The discussions went smoothly until a wrap-up session. Suddenly, Tozer casually speculated that the damage to my tyre could have been done before I left Dorset on the four-hour drive to Don. Something in me snapped. Outraged, I exploded back at him: ‘So, that would have been attempted murder! You mean they didn’t just kill Hilda – they were out to get me as well?’
Shocked by my outburst, Tozer tried to soothe me, suggesting I was ‘still suffering from post-traumatic stress’. Having never seen me in such a state, Kate demanded that they let me express the full extent of my pent-up anger and sense of betrayal to them as representatives of the British State. My relief at this opportunity to release these deeply held emotions was mixed with amazement that they were still so strong. It was also cathartic that the police were at last having to listen to me.
As this final session drew to a close, I requested a favour. I showed them examples of our mail, especially from Britain, which had obviously been intercepted and opened. We explained that skilled intruders had searched our house on several occasions without apparent
ly taking anything. ‘Jim, could you ask your New Zealand colleagues to arrange for our house to be swept?’ Tozer thought for a moment, then replied smoothly: ‘Ah, Rob: that could be a problem. If there are bugs and they are state of the art, they won’t find them. If they’re not, and they do find them, do you want another break-in?’
Eight months later, I could not let go my shock, disappointment and a sense of deep foreboding on hearing from Tozer that Andrew George, a teenage truant at the time of Hilda’s abduction, had been arrested.
Slipping back into a well-worn routine, I made my own enquiries. Andrew George had been born in Shrewsbury, the middle of three brothers. Aged two, four and five when their parents had abandoned them, they had grown up in local authority homes or with foster families.
A Shropshire journalist sent me details of all George’s court appearances until his last offence in 1997. Involved in a few minor burglaries, drunken fighting after football matches, and possession of drugs or stolen goods, he had been quickly caught each time and admitted his guilt. He had never been imprisoned. Nonetheless, with George’s semen found on the underslip on Hilda’s body and his fingerprints in her house, his chances of proving his innocence looked poor. Yet his description bore no resemblance to the driver of Hilda’s car.

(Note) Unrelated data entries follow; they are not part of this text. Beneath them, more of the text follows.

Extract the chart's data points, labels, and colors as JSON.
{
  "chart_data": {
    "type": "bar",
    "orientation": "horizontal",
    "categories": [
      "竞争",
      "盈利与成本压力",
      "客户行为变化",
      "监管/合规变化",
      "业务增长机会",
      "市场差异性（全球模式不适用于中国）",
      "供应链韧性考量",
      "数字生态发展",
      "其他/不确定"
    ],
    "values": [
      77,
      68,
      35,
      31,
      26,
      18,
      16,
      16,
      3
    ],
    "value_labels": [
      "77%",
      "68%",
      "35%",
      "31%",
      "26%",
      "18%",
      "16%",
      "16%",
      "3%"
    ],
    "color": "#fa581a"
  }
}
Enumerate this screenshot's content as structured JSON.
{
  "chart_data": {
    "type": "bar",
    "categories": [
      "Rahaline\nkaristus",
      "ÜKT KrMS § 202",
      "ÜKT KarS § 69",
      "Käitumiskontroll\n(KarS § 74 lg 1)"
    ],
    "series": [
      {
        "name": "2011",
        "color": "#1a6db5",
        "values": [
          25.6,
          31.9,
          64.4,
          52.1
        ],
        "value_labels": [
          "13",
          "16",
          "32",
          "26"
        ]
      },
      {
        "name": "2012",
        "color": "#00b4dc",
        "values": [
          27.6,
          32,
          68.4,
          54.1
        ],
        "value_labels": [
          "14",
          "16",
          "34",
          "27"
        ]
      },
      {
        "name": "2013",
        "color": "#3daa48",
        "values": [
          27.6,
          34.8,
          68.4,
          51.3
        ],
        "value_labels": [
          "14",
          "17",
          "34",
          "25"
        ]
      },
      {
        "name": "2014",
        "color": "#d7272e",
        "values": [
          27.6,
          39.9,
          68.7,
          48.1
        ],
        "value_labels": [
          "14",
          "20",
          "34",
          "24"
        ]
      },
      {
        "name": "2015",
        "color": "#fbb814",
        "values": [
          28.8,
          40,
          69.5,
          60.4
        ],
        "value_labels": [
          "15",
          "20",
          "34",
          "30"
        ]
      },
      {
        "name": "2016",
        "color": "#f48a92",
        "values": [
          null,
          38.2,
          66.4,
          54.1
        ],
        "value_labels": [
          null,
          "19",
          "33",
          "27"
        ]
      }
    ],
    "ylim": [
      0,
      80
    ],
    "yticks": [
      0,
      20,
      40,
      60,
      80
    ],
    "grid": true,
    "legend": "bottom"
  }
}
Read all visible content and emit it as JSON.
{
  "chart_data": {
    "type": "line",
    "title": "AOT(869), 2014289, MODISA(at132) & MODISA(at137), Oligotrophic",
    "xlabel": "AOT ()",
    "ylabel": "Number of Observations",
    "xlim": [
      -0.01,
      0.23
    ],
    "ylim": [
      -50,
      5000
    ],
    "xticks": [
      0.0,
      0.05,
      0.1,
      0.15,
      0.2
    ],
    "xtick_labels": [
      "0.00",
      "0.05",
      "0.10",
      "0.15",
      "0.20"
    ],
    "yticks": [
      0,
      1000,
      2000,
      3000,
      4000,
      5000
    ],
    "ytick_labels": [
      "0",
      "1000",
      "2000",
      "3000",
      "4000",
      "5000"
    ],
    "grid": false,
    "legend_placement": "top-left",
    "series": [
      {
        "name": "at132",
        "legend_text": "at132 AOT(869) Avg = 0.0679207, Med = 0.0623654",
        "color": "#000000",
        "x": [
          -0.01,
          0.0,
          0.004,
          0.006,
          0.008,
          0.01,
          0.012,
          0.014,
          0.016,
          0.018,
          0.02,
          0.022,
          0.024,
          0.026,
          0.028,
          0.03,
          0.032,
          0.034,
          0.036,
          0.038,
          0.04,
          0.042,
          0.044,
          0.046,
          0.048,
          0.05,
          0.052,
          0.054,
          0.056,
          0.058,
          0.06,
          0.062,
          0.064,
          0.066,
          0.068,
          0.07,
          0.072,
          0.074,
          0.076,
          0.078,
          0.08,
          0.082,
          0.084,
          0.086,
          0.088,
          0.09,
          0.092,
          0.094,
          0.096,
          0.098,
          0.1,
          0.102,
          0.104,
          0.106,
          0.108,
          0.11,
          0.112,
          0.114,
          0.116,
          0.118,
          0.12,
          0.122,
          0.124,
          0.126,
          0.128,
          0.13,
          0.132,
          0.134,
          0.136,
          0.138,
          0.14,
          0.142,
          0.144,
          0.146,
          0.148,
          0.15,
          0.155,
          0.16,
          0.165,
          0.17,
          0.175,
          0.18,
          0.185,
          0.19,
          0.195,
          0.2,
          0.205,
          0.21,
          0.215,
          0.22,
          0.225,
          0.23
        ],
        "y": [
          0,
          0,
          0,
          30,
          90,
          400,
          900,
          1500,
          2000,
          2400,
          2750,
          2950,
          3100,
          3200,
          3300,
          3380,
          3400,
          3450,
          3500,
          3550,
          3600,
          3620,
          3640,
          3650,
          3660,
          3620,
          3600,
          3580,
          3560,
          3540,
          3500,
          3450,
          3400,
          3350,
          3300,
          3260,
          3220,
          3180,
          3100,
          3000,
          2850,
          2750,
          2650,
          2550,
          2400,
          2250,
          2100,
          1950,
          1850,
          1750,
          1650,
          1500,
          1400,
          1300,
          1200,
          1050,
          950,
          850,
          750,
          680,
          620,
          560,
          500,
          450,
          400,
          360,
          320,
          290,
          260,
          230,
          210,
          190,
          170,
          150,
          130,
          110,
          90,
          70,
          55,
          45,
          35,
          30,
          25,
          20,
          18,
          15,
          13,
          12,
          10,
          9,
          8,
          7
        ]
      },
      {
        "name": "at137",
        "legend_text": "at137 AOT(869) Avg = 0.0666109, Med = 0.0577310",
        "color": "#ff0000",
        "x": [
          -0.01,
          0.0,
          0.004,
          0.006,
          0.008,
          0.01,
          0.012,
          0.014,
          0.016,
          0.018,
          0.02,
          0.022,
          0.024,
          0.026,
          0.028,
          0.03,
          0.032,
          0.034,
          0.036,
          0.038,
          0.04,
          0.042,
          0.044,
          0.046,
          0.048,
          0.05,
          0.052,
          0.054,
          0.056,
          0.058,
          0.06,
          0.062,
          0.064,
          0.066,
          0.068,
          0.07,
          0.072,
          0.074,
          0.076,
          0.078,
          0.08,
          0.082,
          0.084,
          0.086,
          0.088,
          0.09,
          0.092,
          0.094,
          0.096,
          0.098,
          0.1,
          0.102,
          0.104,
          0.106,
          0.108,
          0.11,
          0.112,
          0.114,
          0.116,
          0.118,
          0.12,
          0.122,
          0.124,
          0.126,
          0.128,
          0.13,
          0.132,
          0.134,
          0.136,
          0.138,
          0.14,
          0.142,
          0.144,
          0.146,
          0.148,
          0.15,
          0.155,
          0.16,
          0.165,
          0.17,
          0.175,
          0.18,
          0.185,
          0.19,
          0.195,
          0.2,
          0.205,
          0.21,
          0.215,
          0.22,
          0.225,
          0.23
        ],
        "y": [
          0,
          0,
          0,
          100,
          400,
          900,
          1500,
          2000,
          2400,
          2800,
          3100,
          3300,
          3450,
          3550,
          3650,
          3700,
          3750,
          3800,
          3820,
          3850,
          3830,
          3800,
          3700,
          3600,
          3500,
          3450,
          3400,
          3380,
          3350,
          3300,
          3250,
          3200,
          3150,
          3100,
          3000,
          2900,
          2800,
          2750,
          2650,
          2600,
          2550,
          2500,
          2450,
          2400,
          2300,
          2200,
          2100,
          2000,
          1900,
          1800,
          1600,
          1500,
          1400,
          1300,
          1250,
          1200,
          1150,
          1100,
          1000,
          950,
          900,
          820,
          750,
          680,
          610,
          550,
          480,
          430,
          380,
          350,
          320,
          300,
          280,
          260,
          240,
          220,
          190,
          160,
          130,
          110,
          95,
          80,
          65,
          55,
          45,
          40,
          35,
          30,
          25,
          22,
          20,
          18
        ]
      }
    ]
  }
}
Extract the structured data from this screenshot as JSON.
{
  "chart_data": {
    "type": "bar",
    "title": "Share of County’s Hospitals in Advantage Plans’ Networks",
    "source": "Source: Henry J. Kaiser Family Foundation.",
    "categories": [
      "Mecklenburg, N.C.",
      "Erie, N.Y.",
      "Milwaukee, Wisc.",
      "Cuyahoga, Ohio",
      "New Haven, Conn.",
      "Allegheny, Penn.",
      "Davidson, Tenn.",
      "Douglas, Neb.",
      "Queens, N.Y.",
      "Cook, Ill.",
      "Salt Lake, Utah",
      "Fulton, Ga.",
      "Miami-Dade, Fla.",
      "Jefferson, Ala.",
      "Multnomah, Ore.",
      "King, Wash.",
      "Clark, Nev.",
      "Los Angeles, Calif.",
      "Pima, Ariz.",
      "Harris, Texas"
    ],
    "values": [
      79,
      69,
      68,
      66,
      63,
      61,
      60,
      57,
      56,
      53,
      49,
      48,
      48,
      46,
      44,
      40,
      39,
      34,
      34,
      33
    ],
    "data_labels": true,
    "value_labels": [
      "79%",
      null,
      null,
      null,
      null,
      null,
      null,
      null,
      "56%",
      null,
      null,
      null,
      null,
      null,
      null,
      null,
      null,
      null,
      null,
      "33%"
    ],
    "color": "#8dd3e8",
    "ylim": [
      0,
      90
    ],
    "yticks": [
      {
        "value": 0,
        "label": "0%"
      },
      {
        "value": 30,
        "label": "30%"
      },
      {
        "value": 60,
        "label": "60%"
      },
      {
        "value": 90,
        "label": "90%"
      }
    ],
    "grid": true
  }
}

During a visit to the cold case review team in Stourport on Severn police station in September 2002, Kate took the opportunity to challenge an unsuspecting detective about how George’s semen could have been aspermic, and how it was such a small sample. Having discussed the matter with her father, a veterinary surgeon, before leaving New Zealand, she established that it could only be through one of four options: infertility, vasectomy, seminal fluid from arousal but not ejaculation, and extraction of seminal fluid by finger pressure on the prostate up the anus. When confronted with these options, the detective’s rather embarrassed response was that George had refused to have his semen tested to see if he was infertile. He was extremely unlikely to have had a vasectomy at the age of 16.